A false understanding has taken root regarding the use of Gregorian chant. Visit any Catholic church on Sunday and you’ll see how rare it is for plainsong to be given pride of place. Most people assume there must be a loophole in Vatican II documents saying something like, “But if you don’t want to use Gregorian chant, that’s okay.”

Let’s consider what Vatican II actually said, in article 116:

“The Church acknowledges Gregorian chant as specially suited to the Roman Liturgy: therefore, under normal circumstances, it should be given pride of place in liturgical services.  But other kinds of sacred music, especially polyphony, are by no means excluded from liturgical celebrations, so long as they accord with the spirit of the liturgical action.”

Progressive liturgists hate what comes after the “but.”

After all, it’s hard enough for them to explain away the whole “pride of place” business. They usually launch into a lecture about how “normal circumstances” never exist in real life, each situation is different, and so forth. 1 Things become worse for them when they see that awful “but,” because it mentions SACRED music, and specifically mentions POLYPHONY.

How is it that so few Ordinary Form parishes use any plainsong?
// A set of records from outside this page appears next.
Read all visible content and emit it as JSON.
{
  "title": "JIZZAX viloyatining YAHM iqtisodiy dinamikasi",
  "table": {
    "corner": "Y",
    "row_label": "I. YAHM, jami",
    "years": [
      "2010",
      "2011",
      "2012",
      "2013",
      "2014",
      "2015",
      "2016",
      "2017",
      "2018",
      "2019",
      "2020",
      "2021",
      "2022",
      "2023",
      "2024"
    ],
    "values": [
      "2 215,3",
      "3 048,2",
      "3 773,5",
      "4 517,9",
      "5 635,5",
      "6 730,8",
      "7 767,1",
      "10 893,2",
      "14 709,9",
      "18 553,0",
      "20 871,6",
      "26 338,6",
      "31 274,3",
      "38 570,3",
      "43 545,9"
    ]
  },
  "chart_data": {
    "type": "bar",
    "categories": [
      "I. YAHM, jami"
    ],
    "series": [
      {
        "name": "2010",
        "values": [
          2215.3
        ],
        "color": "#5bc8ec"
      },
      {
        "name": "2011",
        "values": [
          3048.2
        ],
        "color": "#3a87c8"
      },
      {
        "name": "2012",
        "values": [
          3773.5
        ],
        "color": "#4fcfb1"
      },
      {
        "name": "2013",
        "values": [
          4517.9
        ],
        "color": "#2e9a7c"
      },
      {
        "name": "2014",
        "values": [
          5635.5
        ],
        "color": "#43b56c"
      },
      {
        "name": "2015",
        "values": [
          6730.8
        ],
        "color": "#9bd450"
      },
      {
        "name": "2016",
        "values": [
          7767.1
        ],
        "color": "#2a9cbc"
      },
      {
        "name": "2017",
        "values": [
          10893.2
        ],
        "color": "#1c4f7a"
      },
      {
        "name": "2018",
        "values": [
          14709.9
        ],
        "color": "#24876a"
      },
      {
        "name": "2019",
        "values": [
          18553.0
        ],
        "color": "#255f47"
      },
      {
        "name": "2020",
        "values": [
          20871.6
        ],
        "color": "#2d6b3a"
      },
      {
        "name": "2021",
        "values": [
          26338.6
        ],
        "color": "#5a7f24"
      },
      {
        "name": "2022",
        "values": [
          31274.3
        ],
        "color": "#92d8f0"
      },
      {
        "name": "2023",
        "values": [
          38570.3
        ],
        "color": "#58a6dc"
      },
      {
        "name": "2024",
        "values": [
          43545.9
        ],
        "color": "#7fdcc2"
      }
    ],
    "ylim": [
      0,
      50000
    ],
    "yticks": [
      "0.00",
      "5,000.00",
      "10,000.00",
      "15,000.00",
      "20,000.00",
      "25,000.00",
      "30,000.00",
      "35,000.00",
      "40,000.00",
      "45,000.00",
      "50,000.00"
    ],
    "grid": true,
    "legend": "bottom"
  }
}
How is it that so few Ordinary Form churches use polyphony? When asked, professional liturgists often reply with a false answer: “Vatican II got rid of those things.” A leading progressive liturgist even called Gregorian chant a type of WEAPON. (Click here if you think I’m kidding.)

I HAVE ALREADY WRITTEN about the incontrovertible fact of false diversity vs. true diversity. Yet, many imply that ancient things must be discarded in favor of modern things. If that’s the case, why not discard the Bible? After all, the Bible is even more ancient than Gregorian chant!

I’m not opposed to modern music. Indeed, I myself compose, and Watershed promotes many contemporary composers. It’s a question of balance. So many Ordinary Form parishes use 99% contemporary songs while ignoring what Vatican II called the “musical treasure of inestimable value, greater even than that of any other art” (§112, Sacrosanctum Concilium).


1   They do something similar with regard to liturgical inculturation, which Vatican II says can play a role “particularly in mission lands.” I’ll never forget one progressive liturgist exclaiming: “But if you think about it, the entire world is mission country!” In other words, let’s keep twisting the meaning of the document until it means what we want.